気はきくようだが、嫌悪感が湧くタイプだ。 

飛田にいれば嫌な客に抱かれなんて毎日の事だ。

しかし、この華人には触れられるどころか、タバコに火を点けられるのも嫌だ。

私は自慢のシルバーのジッポーで火を点けた。 

タバコを半分くらい吸ったところで異変が起きた。

空気が部屋の真ん中に渦を巻いて集まっている。 

いや、華人に向かっているようだ。

華人は数珠を出し、何かブツブツ唱えだした。

華国のお経なのか?  私には解らない。

華人の顔がみるみる真っ赤になってゆく。

何も見えないが危険は感じる!

私は胸から御守りを取り出した! 

違う! これはおばちゃんから支給される春用の御守り、つまりコンドームだ。

バックから護符を取り出す。 

便利な時代になったもんだ。拝み屋専門店に行くと、まるでプリクラのような護符シールが売っている。 
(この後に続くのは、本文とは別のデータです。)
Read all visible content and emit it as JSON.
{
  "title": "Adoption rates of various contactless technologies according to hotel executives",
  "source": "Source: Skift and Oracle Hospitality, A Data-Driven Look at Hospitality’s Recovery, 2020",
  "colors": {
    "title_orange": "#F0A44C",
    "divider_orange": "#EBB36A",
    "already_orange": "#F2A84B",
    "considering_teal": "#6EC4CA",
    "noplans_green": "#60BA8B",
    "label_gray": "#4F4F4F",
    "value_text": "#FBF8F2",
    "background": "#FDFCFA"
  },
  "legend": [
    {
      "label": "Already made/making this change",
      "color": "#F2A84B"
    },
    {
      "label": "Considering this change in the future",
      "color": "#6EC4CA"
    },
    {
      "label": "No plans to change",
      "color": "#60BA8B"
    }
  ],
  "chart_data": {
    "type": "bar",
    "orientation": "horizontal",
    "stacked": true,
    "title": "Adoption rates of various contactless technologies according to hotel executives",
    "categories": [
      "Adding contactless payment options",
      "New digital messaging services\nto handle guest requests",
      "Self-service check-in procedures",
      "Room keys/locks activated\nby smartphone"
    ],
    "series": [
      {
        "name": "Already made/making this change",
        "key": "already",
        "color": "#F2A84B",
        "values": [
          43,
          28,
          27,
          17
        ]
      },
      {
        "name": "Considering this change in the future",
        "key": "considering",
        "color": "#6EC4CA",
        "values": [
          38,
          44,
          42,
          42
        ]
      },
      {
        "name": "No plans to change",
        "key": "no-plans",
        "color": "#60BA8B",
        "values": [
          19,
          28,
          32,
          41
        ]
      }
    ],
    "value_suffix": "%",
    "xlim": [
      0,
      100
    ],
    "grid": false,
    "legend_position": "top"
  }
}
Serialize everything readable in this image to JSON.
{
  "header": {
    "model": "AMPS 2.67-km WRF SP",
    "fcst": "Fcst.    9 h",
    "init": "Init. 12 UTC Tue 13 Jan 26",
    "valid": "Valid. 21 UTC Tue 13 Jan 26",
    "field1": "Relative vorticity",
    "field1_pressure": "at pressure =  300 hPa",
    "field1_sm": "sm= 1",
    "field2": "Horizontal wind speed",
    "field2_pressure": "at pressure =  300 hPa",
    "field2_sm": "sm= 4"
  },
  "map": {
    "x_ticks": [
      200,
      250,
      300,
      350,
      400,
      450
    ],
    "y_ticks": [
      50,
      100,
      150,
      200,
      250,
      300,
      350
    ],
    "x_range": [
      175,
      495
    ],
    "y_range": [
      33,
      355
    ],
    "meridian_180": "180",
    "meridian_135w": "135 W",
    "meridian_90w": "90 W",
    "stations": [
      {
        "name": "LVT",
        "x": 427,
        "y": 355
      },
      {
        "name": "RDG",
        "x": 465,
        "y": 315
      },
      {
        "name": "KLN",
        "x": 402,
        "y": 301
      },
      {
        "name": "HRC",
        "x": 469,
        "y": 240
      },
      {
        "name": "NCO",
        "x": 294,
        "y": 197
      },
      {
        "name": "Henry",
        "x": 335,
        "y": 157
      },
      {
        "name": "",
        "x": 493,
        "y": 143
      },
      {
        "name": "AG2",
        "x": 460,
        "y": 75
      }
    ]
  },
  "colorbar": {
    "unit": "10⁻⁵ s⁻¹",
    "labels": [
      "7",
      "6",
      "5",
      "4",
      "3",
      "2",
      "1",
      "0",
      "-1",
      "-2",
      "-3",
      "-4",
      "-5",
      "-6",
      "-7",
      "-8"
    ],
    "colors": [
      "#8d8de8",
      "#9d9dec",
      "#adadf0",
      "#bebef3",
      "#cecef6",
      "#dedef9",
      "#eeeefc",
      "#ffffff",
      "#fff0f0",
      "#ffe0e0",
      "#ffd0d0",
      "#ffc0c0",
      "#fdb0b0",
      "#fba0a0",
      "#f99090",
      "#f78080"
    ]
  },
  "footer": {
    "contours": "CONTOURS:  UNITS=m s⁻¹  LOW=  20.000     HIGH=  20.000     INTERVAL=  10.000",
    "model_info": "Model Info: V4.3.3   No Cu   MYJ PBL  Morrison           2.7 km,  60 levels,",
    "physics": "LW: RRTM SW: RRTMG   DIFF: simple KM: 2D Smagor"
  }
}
店はどこにあるかは聞かないでくれ、知られると拝みの商売あがったりだからな。 

シールを一枚剥がし、華人の額に貼ろうとした瞬間、ゴムボールが間にあるよに跳ね返された。 

パァァン!! 赤いセロハンで囲った豆電球が割れた。 

私の商売道具の煎餅布団に破片が散らばる。

私はぶち切れで華人を殴り倒した。

どうやら物理的攻撃は効くようだ。